In this issue, Nagy and Naryshkin1 present an analysis of the statistical pitfalls of the cytology proficiency testing (PT) program mandated by the Clinical Laboratory Improvement Amendments of 1988 (CLIA 88).2 Their analysis is based on established statistical principles, and they suggest that experts in test design be engaged to assist in redesigning the testing program so that it is more sound statistically than the current protocol.

The CLIA 88 law was passed largely in response to a 1987 Wall Street Journal article3 that documented substandard practices in some cytology laboratories and related the unfortunate stories of 3 women who had had false-negative Papanicolaou (Pap) tests before a diagnosis of invasive cervical cancer. The regulations specifying the current PT exam are based on the following portion of the law:

The standards … shall include … periodic confirmation and evaluation of the proficiency of individuals involved in screening or interpreting cytological preparations, including announced and unannounced on site proficiency testing of such individuals with such testing to take place to the extent practicable, under normal working conditions.

This law makes no specific requirements regarding the parameters of the testing such as the number of questions, testing interval, or scoring system. Unfortunately, the law also has no requirements regarding the statistical validity or reliability of the program. The regulations written to implement the CLIA 88 law represent a sincere effort to reduce the likelihood of adverse patient outcomes attributable to pathologists or cytotechnologists with insufficient skills, or to substandard laboratory practices. It is therefore surprising that little or no attention appears to have been paid to principles of statistics and standardized test design in the PT section of the regulations. One would have expected that as much scientific and statistical rigor as possible would have been brought to this endeavor.
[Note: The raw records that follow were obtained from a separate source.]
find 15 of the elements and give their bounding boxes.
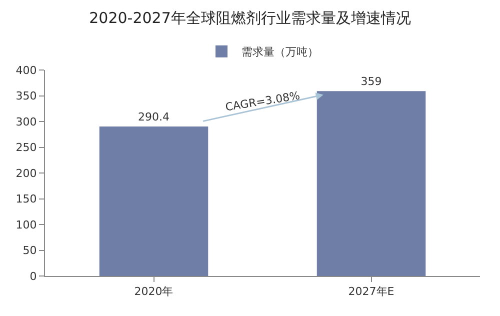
legend-label: 需求量（万吨） (242, 46, 318, 59)
y-tick-label: 350 (16, 90, 37, 103)
y-tick-label: 0 (30, 270, 37, 283)
y-tick-label: 100 (16, 218, 37, 232)
y-tick-label: 50 (22, 244, 37, 258)
y-tick-label: 250 (16, 141, 37, 154)
data-label: 359 (360, 75, 382, 88)
y-tick-label: 200 (16, 166, 37, 180)
x-tick-label: 2027年E (348, 285, 394, 298)
y-tick-label: 300 (16, 115, 37, 128)
y-tick-label: 400 (16, 64, 37, 77)
y-tick-label: 150 (16, 192, 37, 206)
x-tick-label: 2020年 (134, 285, 174, 298)
chart-title: 2020-2027年全球阻燃剂行业需求量及增速情况 (89, 9, 411, 28)
data-label: 290.4 (138, 110, 170, 124)
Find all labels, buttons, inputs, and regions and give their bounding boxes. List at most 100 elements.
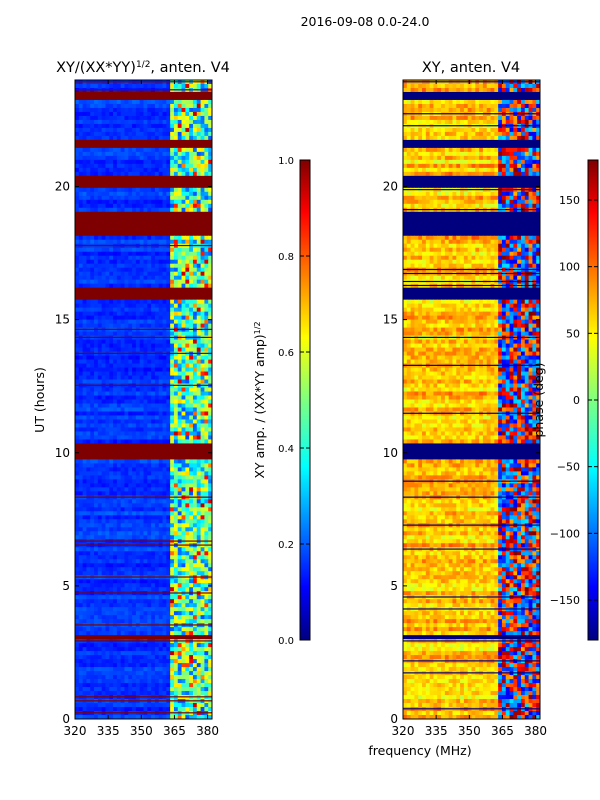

Although CLIA 88-mandated PT has been severely criticized from the time the regulations were published, other important aspects of the regulations have not been nearly so controversial. For example, although some strongly disagreed with the concept of government-imposed workload limits,3 today there is little dissent in the professional community regarding this issue. Similarly, the importance of cytology-histology correlation is widely accepted. The review of negative specimens preceding high-grade lesions is also generally accepted although the specific details of the CMS prescribed procedure have been questioned based on real-world evidence.4 There was relatively little rigorous, published scientific data proving that workload limitations, cytology-histology correlation, and review of prior negative specimens when there is a current high-grade lesion lead to improved outcomes. Nevertheless, these common-sense laboratory practices have been generally accepted by most experts and the broader laboratory community as well, and in the absence of conclusive data to the contrary most believe that they are likely to be of some benefit to patients.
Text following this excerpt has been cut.